In Cruz v. Local 32BJ and Harvard Maintenance, Inc., 22 Civ. 3068 (PGG) (SDA), 2024 WL 4357036 (S.D.N.Y. Sept. 30, 2024), the court denied defendant’s motion to dismiss plaintiff’s claims of retaliation under Remove term: 42 USC § 1981, the New York State Human Rights Law, and the New York City Human Rights Law.
From the decision:
This Court concludes that the Amended Complaint plausibly alleges that (1) Cruz engaged in protected activity when she complained to the Union on February 21, 2020 about alleged race discrimination by Harvard; (2) on March 10, 2020, the Union notified Harvard of Cruz’s complaint of race discrimination; (3) that Harvard suspended Cruz’s employment on March 19, 2020; and (4) that Harvard’s suspension of Cruz’s employment occurred only nine days after it had been informed of her complaint of race discrimination.5 A temporal gap of only nine days between notice to an employer of protected activity and an alleged adverse action is adequate to plausibly allege the required causal connection.
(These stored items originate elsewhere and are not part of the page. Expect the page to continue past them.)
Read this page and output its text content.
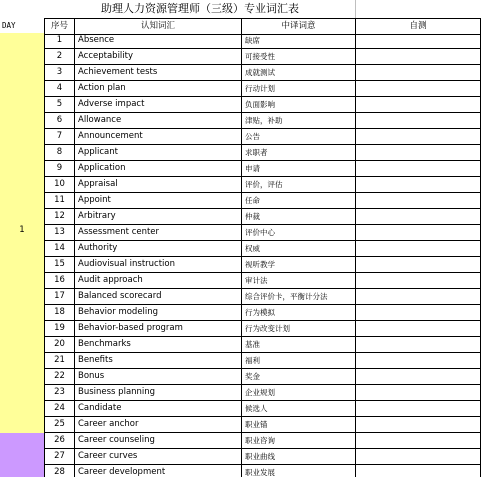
助理人力资源管理师（三级）专业词汇表
DAY	序号	认知词汇	中译词意	自测
1
1	Absence	缺席
2	Acceptability	可接受性
3	Achievement tests	成就测试
4	Action plan	行动计划
5	Adverse impact	负面影响
6	Allowance	津贴，补助
7	Announcement	公告
8	Applicant	求职者
9	Application	申请
10	Appraisal	评价，评估
11	Appoint	任命
12	Arbitrary	仲裁
13	Assessment center	评价中心
14	Authority	权威
15	Audiovisual instruction	视听教学
16	Audit approach	审计法
17	Balanced scorecard	综合评价卡，平衡计分法
18	Behavior modeling	行为模拟
19	Behavior-based program	行为改变计划
20	Benchmarks	基准
21	Benefits	福利
22	Bonus	奖金
23	Business planning	企业规划
24	Candidate	候选人
25	Career anchor	职业锚
26	Career counseling	职业咨询
27	Career curves	职业曲线
28	Career development	职业发展
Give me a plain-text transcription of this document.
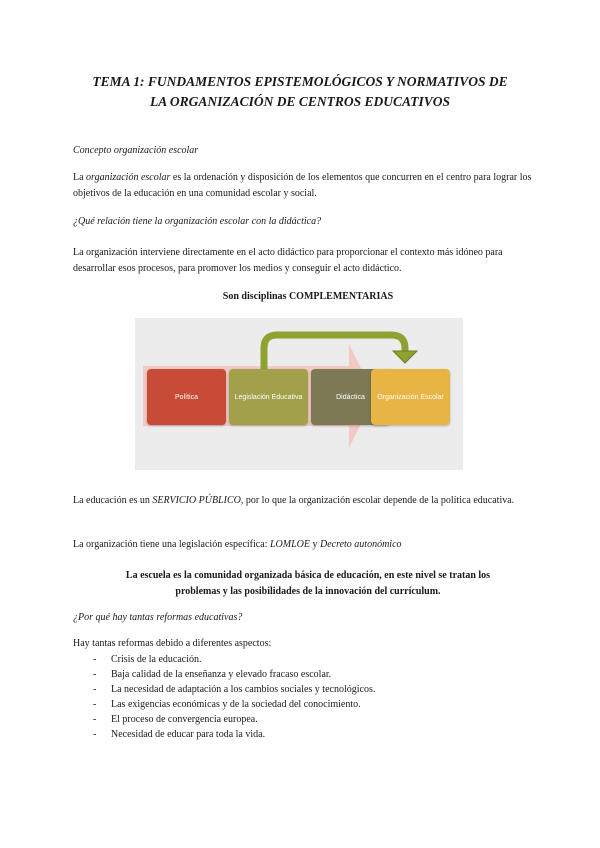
TEMA 1: FUNDAMENTOS EPISTEMOLÓGICOS Y NORMATIVOS DE
LA ORGANIZACIÓN DE CENTROS EDUCATIVOS
Concepto organización escolar
La organización escolar es la ordenación y disposición de los elementos que concurren en el centro para lograr los objetivos de la educación en una comunidad escolar y social.
¿Qué relación tiene la organización escolar con la didáctica?
La organización interviene directamente en el acto didáctico para proporcionar el contexto más idóneo para desarrollar esos procesos, para promover los medios y conseguir el acto didáctico.
Son disciplinas COMPLEMENTARIAS
Política	Legislación Educativa	Didáctica	Organización Escolar
La educación es un SERVICIO PÚBLICO, por lo que la organización escolar depende de la política educativa.
La organización tiene una legislación específica: LOMLOE y Decreto autonómico
La escuela es la comunidad organizada básica de educación, en este nivel se tratan los
problemas y las posibilidades de la innovación del currículum.
¿Por qué hay tantas reformas educativas?
Hay tantas reformas debido a diferentes aspectos:
- Crisis de la educación.
- Baja calidad de la enseñanza y elevado fracaso escolar.
- La necesidad de adaptación a los cambios sociales y tecnológicos.
- Las exigencias económicas y de la sociedad del conocimiento.
- El proceso de convergencia europea.
- Necesidad de educar para toda la vida.
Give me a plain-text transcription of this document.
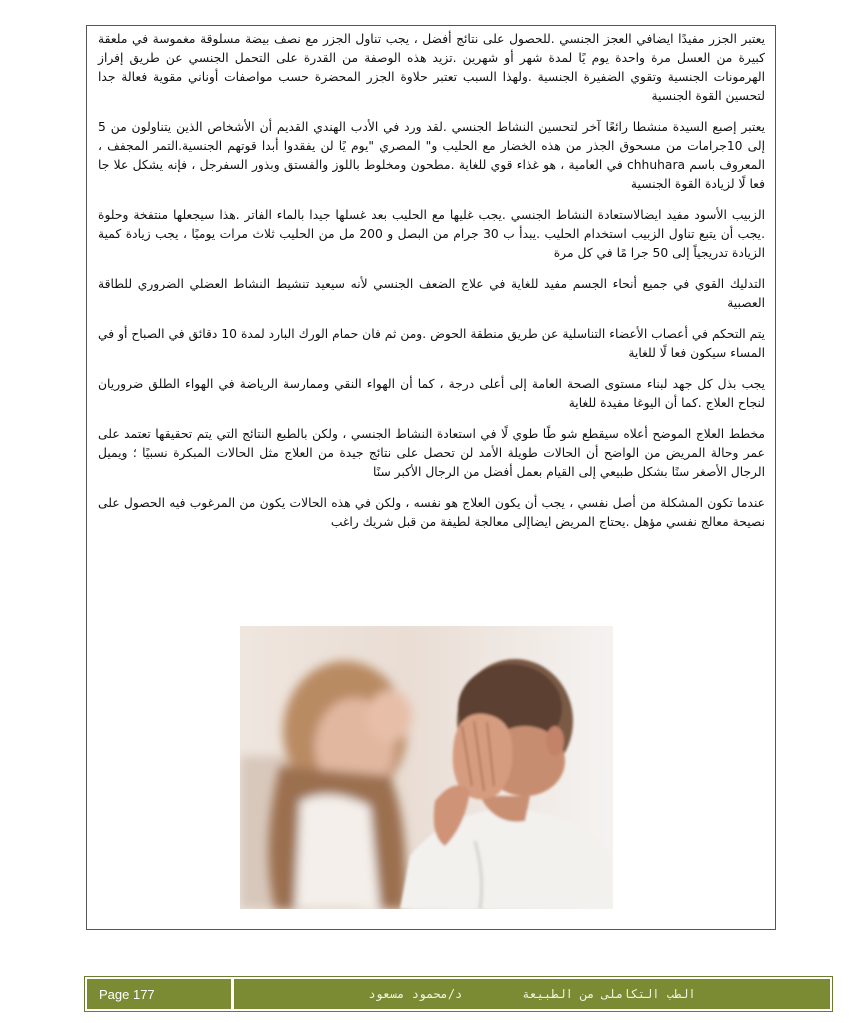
يعتبر الجزر مفيدًا ايضافي العجز الجنسي .للحصول على نتائج أفضل ، يجب تناول الجزر مع نصف بيضة مسلوقة مغموسة في ملعقة كبيرة من العسل مرة واحدة يوم يًا لمدة شهر أو شهرين .تزيد هذه الوصفة من القدرة على التحمل الجنسي عن طريق إفراز الهرمونات الجنسية وتقوي الضفيرة الجنسية .ولهذا السبب تعتبر حلاوة الجزر المحضرة حسب مواصفات أوناني مقوية فعالة جدا لتحسين القوة الجنسية

يعتبر إصبع السيدة منشطا رائعًا آخر لتحسين النشاط الجنسي .لقد ورد في الأدب الهندي القديم أن الأشخاص الذين يتناولون من 5 إلى 10جرامات من مسحوق الجذر من هذه الخضار مع الحليب و" المصري "يوم يًا لن يفقدوا أبدا قوتهم الجنسية.التمر المجفف ، المعروف باسم chhuhara في العامية ، هو غذاء قوي للغاية .مطحون ومخلوط باللوز والفستق وبذور السفرجل ، فإنه يشكل علا جا فعا لًا لزيادة القوة الجنسية

الزبيب الأسود مفيد ايضالاستعادة النشاط الجنسي .يجب غليها مع الحليب بعد غسلها جيدا بالماء الفاتر .هذا سيجعلها منتفخة وحلوة .يجب أن يتبع تناول الزبيب استخدام الحليب .يبدأ ب 30 جرام من البصل و 200 مل من الحليب ثلاث مرات يوميًا ، يجب زيادة كمية الزيادة تدريجياً إلى 50 جرا مًا في كل مرة

التدليك القوي في جميع أنحاء الجسم مفيد للغاية في علاج الضعف الجنسي لأنه سيعيد تنشيط النشاط العضلي الضروري للطاقة العصبية

يتم التحكم في أعصاب الأعضاء التناسلية عن طريق منطقة الحوض .ومن ثم فان حمام الورك البارد لمدة 10 دقائق في الصباح أو في المساء سيكون فعا لًا للغاية

يجب بذل كل جهد لبناء مستوى الصحة العامة إلى أعلى درجة ، كما أن الهواء النقي وممارسة الرياضة في الهواء الطلق ضروريان لنجاح العلاج .كما أن اليوغا مفيدة للغاية

مخطط العلاج الموضح أعلاه سيقطع شو طًا طوي لًا في استعادة النشاط الجنسي ، ولكن بالطبع النتائج التي يتم تحقيقها تعتمد على عمر وحالة المريض من الواضح أن الحالات طويلة الأمد لن تحصل على نتائج جيدة من العلاج مثل الحالات المبكرة نسبيًا ؛ ويميل الرجال الأصغر سنًا بشكل طبيعي إلى القيام بعمل أفضل من الرجال الأكبر سنًا

عندما تكون المشكلة من أصل نفسي ، يجب أن يكون العلاج هو نفسه ، ولكن في هذه الحالات يكون من المرغوب فيه الحصول على نصيحة معالج نفسي مؤهل .يحتاج المريض ايضاإلى معالجة لطيفة من قبل شريك راغب

Page 177	الطب التكاملى من الطبيعة
د/محمود مسعود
See Littlejohn, 795 F.3d at 319-20 (“[Plaintiff’s] allegations that the demotion occurred within days after her complaints of discrimination are sufficient to plausibly support an indirect inference of causation.”); Reed v. A.W. Lawrence & Co., 95 F.3d 1170, 1178 (2d Cir. 1996) (twelve days between complaints about sexual harassment and discharge could suggest a causal relationship); Quinn v. Green Tree Credit Corp., 159 F.3d 759, 769 (2d Cir. 1998) (proof of discharge less than two months after plaintiff filed a sexual harassment complaint with management, and ten days after she filed a complaint with the state human rights division, constituted prima facie evidence of a causal connection between protected activity and retaliation).
Based on this, the court held that plaintiff’s allegations are sufficient to make out a prima facie case of retaliation under Title VII, Section 1981, the NYSHRL, and the NYCHRL.